The considerable increase in transaction volume can be attributed to several large-volume single and portfolio sales, with the sale of the Kö-Bogen complex in Dusseldorf to Art-Invest for over €400 million; and the sale of the Aquis Plaza (formerly Kaiserplatzgalerie) in Aachen to KG Farmsen for €290 million deserving special mention as the largest single deals in the retail segment.  Around 27 per cent, or €1.5 billion, of transaction volume was invested in retail portfolios from January through September 2013. “Of particular interest here are the sale of the Monsoon portfolio comprising of 10 Kaufland branches to financial investor Cerberus Capital Management for €224.4 million; and the sale of a portfolio of three shopping malls in Berlin, Hamburg and Ingolstadt to Redefine International for €189 million,” said Andreas Trumpp. “While the shopping malls reflect a core/core plus profile, the Monsoon portfolio can be classified as a value-add/opportunistic profile.” He adds: “The share of international investors at the end of Q3 was recorded at around 22 per cent with an investment volume of €1.2 billion.

Shopping malls attract the most capital
Approximately €2.2 billion of capital invested by the end of Q3 was put into shopping malls, giving these a transaction volume share of 39 per cent. Retail centers and specialist retail stores recorded an investment volume of €1.7 billion followed closely by properties located in downtown areas such as commercial buildings and department stores. While specialist retail stores mostly traded hands in the form of portfolios, shopping malls and retail centers as well as downtown properties were mostly sold as single sales. One third of the transaction volume, or almost €1.9 billion, was generated in the top six German real estate hubs of Berlin, Dusseldorf, Frankfurt am Main, Hamburg, Munich and Stuttgart as the result of a few high-priced transactions. In addition to the Kö-Bogen deal, these include the Hallen am Borsigturm sale in Berlin, the Zeil 94 property and the Zeilgalerie in Frankfurt as well as Alsterhaus and the Saturn department store in Hamburg.

Retail market dominated by conservative investors
Investors interested in buying were clearly led by open-ended real estate funds and special funds with a market share of 25 per cent and a transaction volume of almost €1.4 billion. These were followed at some distance by private investors and family offices with an investment volume of €747 million and; with similar results, by closed-ended real estate funds, pension funds and superannuation schemes with an investment volume of €593 million and €582 million, respectively. “We saw significant investment volumes in the retail segment by more opportunistic investors resulting from large package deals. These investors accounted for a market share of 9 per cent with an investment volume of more than €500 million,” said Andreas Trumpp. 

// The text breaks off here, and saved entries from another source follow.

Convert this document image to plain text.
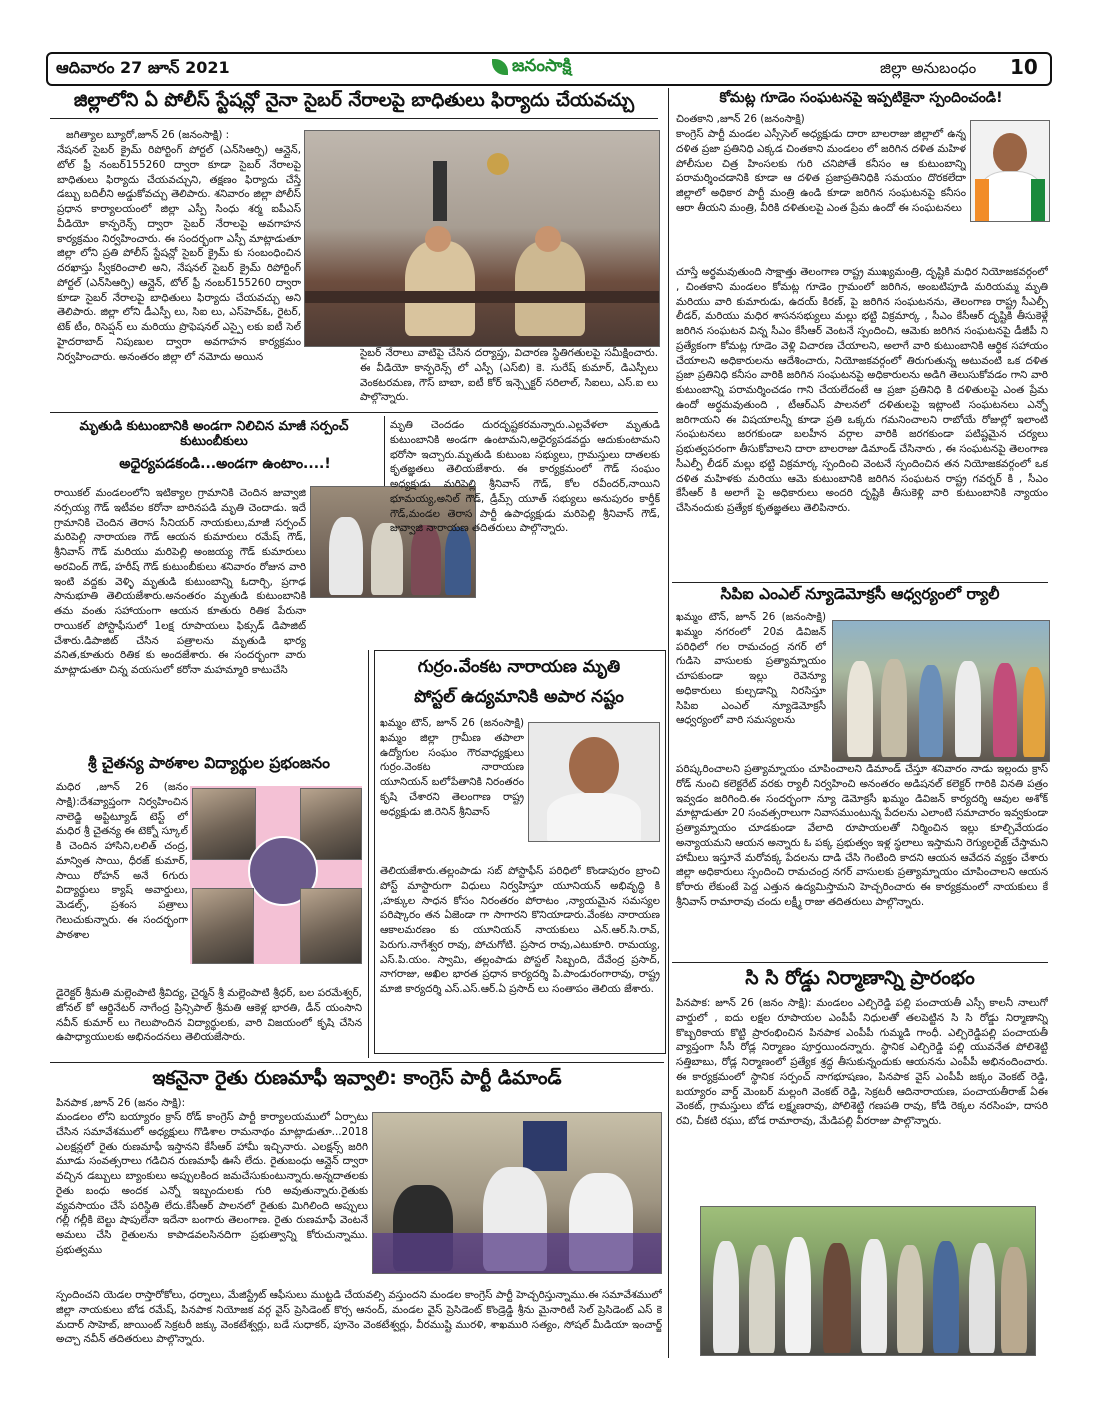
ఆదివారం 27 జూన్ 2021	జనంసాక్షి	జిల్లా అనుబంధం 10
జిల్లాలోని ఏ పోలీస్ స్టేషన్లో నైనా సైబర్ నేరాలపై బాధితులు ఫిర్యాదు చేయవచ్చు
జగిత్యాల బ్యూరో,జూన్ 26 (జనంసాక్షి) :
నేషనల్ సైబర్ క్రైమ్ రిపోర్టింగ్ పోర్టల్ (ఎన్‌సిఆర్పి) ఆన్లైన్, టోల్ ఫ్రీ నంబర్155260 ద్వారా కూడా సైబర్ నేరాలపై బాధితులు ఫిర్యాదు చేయవచ్చుని, తక్షణం ఫిర్యాదు చేస్తే డబ్బు బదిలీని అడ్డుకోవచ్చు తెలిపారు. శనివారం జిల్లా పోలీస్ ప్రధాన కార్యాలయంలో జిల్లా ఎస్పీ సింధు శర్మ ఐపీఎస్ వీడియో కాన్ఫరెన్స్ ద్వారా సైబర్ నేరాలపై అవగాహన కార్యక్రమం నిర్వహించారు. ఈ సందర్భంగా ఎస్పీ మాట్లాడుతూ జిల్లా లోని ప్రతి పోలీస్ స్టేషన్లో సైబర్ క్రైమ్ కు సంబంధించిన దరఖాస్తు స్వీకరించాలి అని, నేషనల్ సైబర్ క్రైమ్ రిపోర్టింగ్ పోర్టల్ (ఎన్‌సిఆర్పి) ఆన్లైన్, టోల్ ఫ్రీ నంబర్155260 ద్వారా కూడా సైబర్ నేరాలపై బాధితులు ఫిర్యాదు చేయవచ్చు అని తెలిపారు. జిల్లా లోని డీఎస్పీ లు, సిఐ లు, ఎస్‌హెచ్ఓ, రైటర్, టెక్ టీం, రిసెప్షన్ లు మరియు ప్రొఫెషనల్ ఎస్పై లకు ఐటీ సెల్ హైదరాబాద్ నిపుణుల ద్వారా అవగాహన కార్యక్రమం నిర్వహించారు. అనంతరం జిల్లా లో నమోదు అయిన	సైబర్ నేరాలు వాటిపై చేసిన దర్యాప్తు, విచారణ స్థితిగతులపై సమీక్షించారు. ఈ వీడియో కాన్ఫరెన్స్ లో ఎస్పీ (ఎస్‌బి) కె. సురేష్ కుమార్, డిఎస్పీలు వెంకటరమణ, గౌస్ బాబా, ఐటీ కోర్ ఇన్స్పెక్టర్ సరిలాల్, సిఐలు, ఎస్.ఐ లు పాల్గొన్నారు.
మృతుడి కుటుంబానికి అండగా నిలిచిన మాజీ సర్పంచ్ కుటుంబీకులు
అధైర్యపడకండి...అండగా ఉంటాం....!
రాయికల్ మండలంలోని ఇటిక్యాల గ్రామానికి చెందిన జువ్వాజి నర్సయ్య గౌడ్ ఇటీవల కరోనా బారినపడి మృతి చెందాడు. ఇదే గ్రామానికి చెందిన తెరాస సీనియర్ నాయకులు,మాజీ సర్పంచ్ మరిపెల్లి నారాయణ గౌడ్ ఆయన కుమారులు రమేష్ గౌడ్, శ్రీనివాస్ గౌడ్ మరియు మరిపెల్లి అంజయ్య గౌడ్ కుమారులు అరవింద్ గౌడ్, హరీష్ గౌడ్ కుటుంబీకులు శనివారం రోజున వారి ఇంటి వద్దకు వెళ్ళి మృతుడి కుటుంబాన్ని ఓదార్చి, ప్రగాఢ సానుభూతి తెలియజేశారు.అనంతరం మృతుడి కుటుంబానికి తమ వంతు సహాయంగా ఆయన కూతురు రితిక పేరునా రాయికల్ పోస్టాఫీసులో 1లక్ష రూపాయలు ఫిక్సుడ్ డిపాజిట్ చేశారు.డిపాజిట్ చేసిన పత్రాలను మృతుడి భార్య వనిత,కూతురు రితిక కు అందజేశారు. ఈ సందర్భంగా వారు మాట్లాడుతూ చిన్న వయసులో కరోనా మహమ్మారి కాటుచేసి
మృతి చెందడం దురదృష్టకరమన్నారు.ఎల్లవేళలా మృతుడి కుటుంబానికి అండగా ఉంటామని,అధైర్యపడవద్దు ఆదుకుంటామని భరోసా ఇచ్చారు.మృతుడి కుటుంబ సభ్యులు, గ్రామస్తులు దాతలకు కృతజ్ఞతలు తెలియజేశారు. ఈ కార్యక్రమంలో గౌడ్ సంఘం అధ్యక్షుడు మరిపెల్లి శ్రీనివాస్ గౌడ్, కోల రవీందర్,నాయిని భూమయ్య,అనిల్ గౌడ్, డ్రీమ్స్ యూత్ సభ్యులు అనుపురం కార్తీక్ గౌడ్,మండల తెరాస పార్టీ ఉపాధ్యక్షుడు మరిపెల్లి శ్రీనివాస్ గౌడ్, జువ్వాజి నారాయణ తదితరులు పాల్గొన్నారు.
శ్రీ చైతన్య పాఠశాల విద్యార్థుల ప్రభంజనం
మధిర ,జూన్ 26 (జనం సాక్షి):దేశవ్యాప్తంగా నిర్వహించిన నాలెడ్జి అప్టిట్యూడ్ టెస్ట్ లో మధిర శ్రీ చైతన్య ఈ టెక్నో స్కూల్ కి చెందిన హాసిని,లలిత్ చంద్ర, మాన్విత సాయి, ధీరజ్ కుమార్, సాయి రోహన్ అనే 6గురు విద్యార్థులు క్యాష్ అవార్డులు, మెడల్స్, ప్రశంస పత్రాలు గెలుచుకున్నారు. ఈ సందర్భంగా పాఠశాల
డైరెక్టర్ శ్రీమతి మల్లెంపాటి శ్రీవిద్య, చైర్మన్ శ్రీ మల్లెంపాటి శ్రీధర్, బల పరమేశ్వర్, జోనల్ కో ఆర్డినేటర్ నాగేంద్ర ప్రిన్సిపాల్ శ్రీమతి ఆకెళ్ల భారతి, డీన్ యంసాని నవీన్ కుమార్ లు గెలుపొందిన విద్యార్థులకు, వారి విజయంలో కృషి చేసిన ఉపాధ్యాయులకు అభినందనలు తెలియజేసారు.
గుర్రం.వేంకట నారాయణ మృతి
పోస్టల్ ఉద్యమానికి అపార నష్టం
ఖమ్మం టౌన్, జూన్ 26 (జనంసాక్షి) ఖమ్మం జిల్లా గ్రామీణ తపాలా ఉద్యోగుల సంఘం గౌరవాధ్యక్షులు గుర్రం.వెంకట నారాయణ యూనియన్ బలోపేతానికి నిరంతరం కృషి చేశారని తెలంగాణ రాష్ట్ర అధ్యక్షుడు జి.రెనిన్ శ్రీనివాస్
తెలియజేశారు.తల్లంపాడు సబ్ పోస్టాఫీస్ పరిధిలో కొండాపురం బ్రాంచి పోస్ట్ మాస్టారుగా విధులు నిర్వహిస్తూ యూనియన్ అభివృద్ధి కి ,హక్కుల సాధన కోసం నిరంతరం పోరాటం ,న్యాయమైన సమస్యల పరిష్కారం తన ఏజెండా గా సాగారని కొనియాడారు.వేంకట నారాయణ ఆకాలమరణం కు యూనియన్ నాయకులు ఎన్.ఆర్.సి.రావ్, పెరుగు.నాగేశ్వర రావు, పోచుగోటి. ప్రసాద రావు,ఎటుకూరి. రామయ్య, ఎస్.పి.యం. స్వామి, తల్లంపాడు పోస్టల్ సిబ్బంది, దేవేంద్ర ప్రసాద్, నాగరాజు, అఖిల భారత ప్రధాన కార్యదర్శి పి.పాండురంగారావు, రాష్ట్ర మాజి కార్యదర్శి ఎస్.ఎస్.ఆర్.ఏ ప్రసాద్ లు సంతాపం తెలియ జేశారు.
ఇకనైనా రైతు రుణమాఫీ ఇవ్వాలి: కాంగ్రెస్ పార్టీ డిమాండ్
పినపాక ,జూన్ 26 (జనం సాక్షి):
మండలం లోని బయ్యారం క్రాస్ రోడ్ కాంగ్రెస్ పార్టీ కార్యాలయములో ఏర్పాటు చేసిన సమావేశములో అధ్యక్షులు గొడిశాల రామనాథం మాట్లాడుతూ...2018 ఎలక్షన్లలో రైతు రుణమాఫీ ఇస్తానని కేసీఆర్ హామీ ఇచ్చినారు. ఎలక్షన్స్ జరిగి మూడు సంవత్సరాలు గడిచిన రుణమాఫీ ఊసే లేదు. రైతుబంధు ఆన్లైన్ ద్వారా వచ్చిన డబ్బులు బ్యాంకులు అప్పులకింద జమచేసుకుంటున్నారు.అన్నదాతలకు రైతు బంధు అందక ఎన్నో ఇబ్బందులకు గురి అవుతున్నారు.రైతుకు వ్యవసాయం చేసే పరిస్థితి లేదు.కేసీఆర్ పాలనలో రైతుకు మిగిలింది అప్పులు గల్లీ గల్లీకి బెల్టు షాపులేనా ఇదేనా బంగారు తెలంగాణ. రైతు రుణమాఫీ వెంటనే అమలు చేసి రైతులను కాపాడవలసినదిగా ప్రభుత్వాన్ని కోరుచున్నాము. ప్రభుత్వము
స్పందించని యెడల రాస్తారోకోలు, ధర్నాలు, మేజిస్ట్రేట్ ఆఫీసులు ముట్టడి చేయవల్సి వస్తుందని మండల కాంగ్రెస్ పార్టీ హెచ్చరిస్తున్నాము.ఈ సమావేశములో జిల్లా నాయకులు బోడ రమేష్, పినపాక నియోజక వర్గ వైస్ ప్రెసిడెంట్ కొర్స ఆనంద్, మండల వైస్ ప్రెసిడెంట్ కొండ్రెడ్డి శ్రీను మైనారిటీ సెల్ ప్రెసిడెంట్ ఎస్ కె మదార్ సాహెబ్, జాయింట్ సెక్రటరీ జక్కు వెంకటేశ్వర్లు, బడే సుధాకర్, పూనెం వెంకటేశ్వర్లు, వీరముష్టి మురళి, శాఖమురి సత్యం, సోషల్ మీడియా ఇంచార్జ్ అచ్చా నవీన్ తదితరులు పాల్గొన్నారు.
కోమట్ల గూడెం సంఘటనపై ఇప్పటికైనా స్పందించండి!
చింతకాని ,జూన్ 26 (జనంసాక్షి)
కాంగ్రెస్ పార్టీ మండల ఎస్సీసెల్ అధ్యక్షుడు దారా బాలరాజు జిల్లాలో ఉన్న దళిత ప్రజా ప్రతినిధి ఎక్కడ చింతకాని మండలం లో జరిగిన దళిత మహిళ పోలీసుల చిత్ర హింసలకు గురి చనిపోతే కనీసం ఆ కుటుంబాన్ని పరామర్శించడానికి కూడా ఆ దళిత ప్రజాప్రతినిధికి సమయం దొరకలేదా జిల్లాలో అధికార పార్టీ మంత్రి ఉండి కూడా జరిగిన సంఘటనపై కనీసం ఆరా తీయని మంత్రి, వీరికి దళితులపై ఎంత ప్రేమ ఉందో ఈ సంఘటనలు
చూస్తే అర్థమవుతుంది సాక్షాత్తు తెలంగాణ రాష్ట్ర ముఖ్యమంత్రి, దృష్టికి మధిర నియోజకవర్గంలో , చింతకాని మండలం కోమట్ల గూడెం గ్రామంలో జరిగిన, అంబటిపూడి మరియమ్మ మృతి మరియు వారి కుమారుడు, ఉదయ్ కిరణ్, పై జరిగిన సంఘటనను, తెలంగాణ రాష్ట్ర సీఎల్పీ లీడర్, మరియు మధిర శాసనసభ్యులు మల్లు భట్టి విక్రమార్క , సీఎం కేసీఆర్ దృష్టికి తీసుకెళ్లే జరిగిన సంఘటన విన్న సీఎం కేసీఆర్ వెంటనే స్పందించి, ఆమెకు జరిగిన సంఘటనపై డీజీపీ ని ప్రత్యేకంగా కోమట్ల గూడెం వెళ్లి విచారణ చేయాలని, అలాగే వారి కుటుంబానికి ఆర్థిక సహాయం చేయాలని అధికారులను ఆదేశించారు, నియోజకవర్గంలో తిరుగుతున్న అటువంటి ఒక దళిత ప్రజా ప్రతినిధి కనీసం వారికి జరిగిన సంఘటనపై అధికారులను అడిగి తెలుసుకోవడం గాని వారి కుటుంబాన్ని పరామర్శించడం గాని చేయలేదంటే ఆ ప్రజా ప్రతినిధి కి దళితులపై ఎంత ప్రేమ ఉందో అర్థమవుతుంది , టీఆర్ఎస్ పాలనలో దళితులపై ఇట్లాంటి సంఘటనలు ఎన్నో జరిగాయని ఈ విషయాలన్నీ కూడా ప్రతి ఒక్కరు గమనించాలని రాబోయే రోజుల్లో ఇలాంటి సంఘటనలు జరగకుండా బలహీన వర్గాల వారికి జరగకుండా పటిష్టమైన చర్యలు ప్రభుత్వపరంగా తీసుకోవాలని దారా బాలరాజు డిమాండ్ చేసినారు , ఈ సంఘటనపై తెలంగాణ సీఎల్పీ లీడర్ మల్లు భట్టి విక్రమార్క స్పందించి వెంటనే స్పందించిన తన నియోజకవర్గంలో ఒక దళిత మహిళకు మరియు ఆమె కుటుంబానికి జరిగిన సంఘటన రాష్ట్ర గవర్నర్ కి , సీఎం కేసీఆర్ కి అలాగే పై అధికారులు అందరి దృష్టికి తీసుకెళ్లి వారి కుటుంబానికి న్యాయం చేసినందుకు ప్రత్యేక కృతజ్ఞతలు తెలిపినారు.
సిపిఐ ఎంఎల్ న్యూడెమోక్రసీ ఆధ్వర్యంలో ర్యాలీ
ఖమ్మం టౌన్, జూన్ 26 (జనంసాక్షి) ఖమ్మం నగరంలో 20వ డివిజన్ పరిధిలో గల రామచంద్ర నగర్ లో గుడిసె వాసులకు ప్రత్యామ్నాయం చూపకుండా ఇల్లు రెవెన్యూ అధికారులు కుల్చడాన్ని నిరసిస్తూ సిపిఐ ఎంఎల్ న్యూడెమోక్రసీ ఆధ్వర్యంలో వారి సమస్యలను
పరిష్కరించాలని ప్రత్యామ్నాయం చూపించాలని డిమాండ్ చేస్తూ శనివారం నాడు ఇల్లందు క్రాస్ రోడ్ నుంచి కలెక్టరేట్ వరకు ర్యాలీ నిర్వహించి అనంతరం అడిషనల్ కలెక్టర్ గారికి వినతి పత్రం ఇవ్వడం జరిగింది.ఈ సందర్భంగా న్యూ డెమోక్రసీ ఖమ్మం డివిజన్ కార్యదర్శి ఆవుల అశోక్ మాట్లాడుతూ 20 సంవత్సరాలుగా నివాసముంటున్న పేదలను ఎలాంటి సమాచారం ఇవ్వకుండా ప్రత్యామ్నాయం చూడకుండా వేలాది రూపాయలతో నిర్మించిన ఇల్లు కూల్చివేయడం అన్యాయమని ఆయన అన్నారు ఓ పక్క ప్రభుత్వం ఇళ్ల స్థలాలు ఇస్తామని రెగ్యులరైజ్ చేస్తామని హామీలు ఇస్తూనే మరోవక్క పేదలను దాడి చేసి గెంటింది కాదని ఆయన ఆవేదన వ్యక్తం చేశారు జిల్లా అధికారులు స్పందించి రామచంద్ర నగర్ వాసులకు ప్రత్యామ్నాయం చూపించాలని ఆయన కోరారు లేకుంటే పెద్ద ఎత్తున ఉద్యమిస్తామని హెచ్చరించారు ఈ కార్యక్రమంలో నాయకులు కే శ్రీనివాస్ రామారావు చందు లక్ష్మీ రాజు తదితరులు పాల్గొన్నారు.
సి సి రోడ్డు నిర్మాణాన్ని ప్రారంభం
పినపాక: జూన్ 26 (జనం సాక్షి): మండలం ఎల్చిరెడ్డి పల్లి పంచాయతీ ఎస్సీ కాలనీ నాలుగో వార్డులో , ఐదు లక్షల రూపాయల ఎంపీపీ నిధులతో తలపెట్టిన సి సి రోడ్డు నిర్మాణాన్ని కొబ్బరికాయ కొట్టి ప్రారంభించిన పినపాక ఎంపీపీ గుమ్మడి గాంధీ. ఎల్చిరెడ్డిపల్లి పంచాయతీ వ్యాప్తంగా సీసీ రోడ్ల నిర్మాణం పూర్తయిందన్నారు. స్థానిక ఎల్చిరెడ్డి పల్లి యువనేత పోలిశెట్టి సత్తిబాబు, రోడ్ల నిర్మాణంలో ప్రత్యేక శ్రద్ధ తీసుకున్నందుకు ఆయనను ఎంపీపీ అభినందించారు. ఈ కార్యక్రమంలో స్థానిక సర్పంచ్ నాగభూషణం, పినపాక వైస్ ఎంపీపీ జక్కం వెంకట్ రెడ్డి, బయ్యారం వార్డ్ మెంబర్ మల్లంగి వెంకట్ రెడ్డి, సెక్రటరీ ఆదినారాయణ, పంచాయతీరాజ్ ఏఈ వెంకట్, గ్రామస్తులు బోడ లక్ష్మణరావు, పోలిశెట్టి గణపతి రావు, కోడి రెక్కల నరసింహ, దాసరి రవి, చీకటి రఘు, బోడ రామారావు, మేడిపల్లి వీరరాజు పాల్గొన్నారు.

Prime yield remains (mostly) low
“Similar to what we are experiencing on the overall commercial investment market, “secure” property types are in particularly high demand, like commercial buildings in prime locations and newly constructed shopping malls in established locations, continue to be very expensive in the retail segment as well,” said Andreas Trumpp. “Prime commercial buildings in downtown areas in the top locations and shopping malls are expected to generate average top yields of 4.25 per cent and 5.20 per cent, respectively,” he added. At the end of Q3, quality retail centers throughout Germany generated an average yield of 6.25 per cent. Individual specialist retail stores in established locations generated an average yield of 6.65 per cent.

Outlook: Excess demand for prime properties set to continue in 2014
In the shopping mall segment, we are seeing significant excess demand with yields of below 5 per cent no longer the exception. This applies especially to prime properties, i.e., new buildings in excellent locations with a balanced tenant mix and effective overall concept. Established existing properties with similar features are more reasonable but only slightly less coveted. “In view of the properties currently on the market, we’re expecting the lively activity to continue to the end of the year and beyond,” states Andreas Trumpp. This also applies to retail centers and specialist retail stores. Quality (new) properties of more than €15 million with an attractive tenant mix remain in high demand, making them rare and expensive. We are seeing pronounced selective buying behavior for objects of between €5-10 million; overall, the price trend is looking up. Many investors in this price category prefer buying portfolios over single properties. Smaller retail centers without grocery or discount stores as anchor stores, on the other hand, are almost impossible to sell.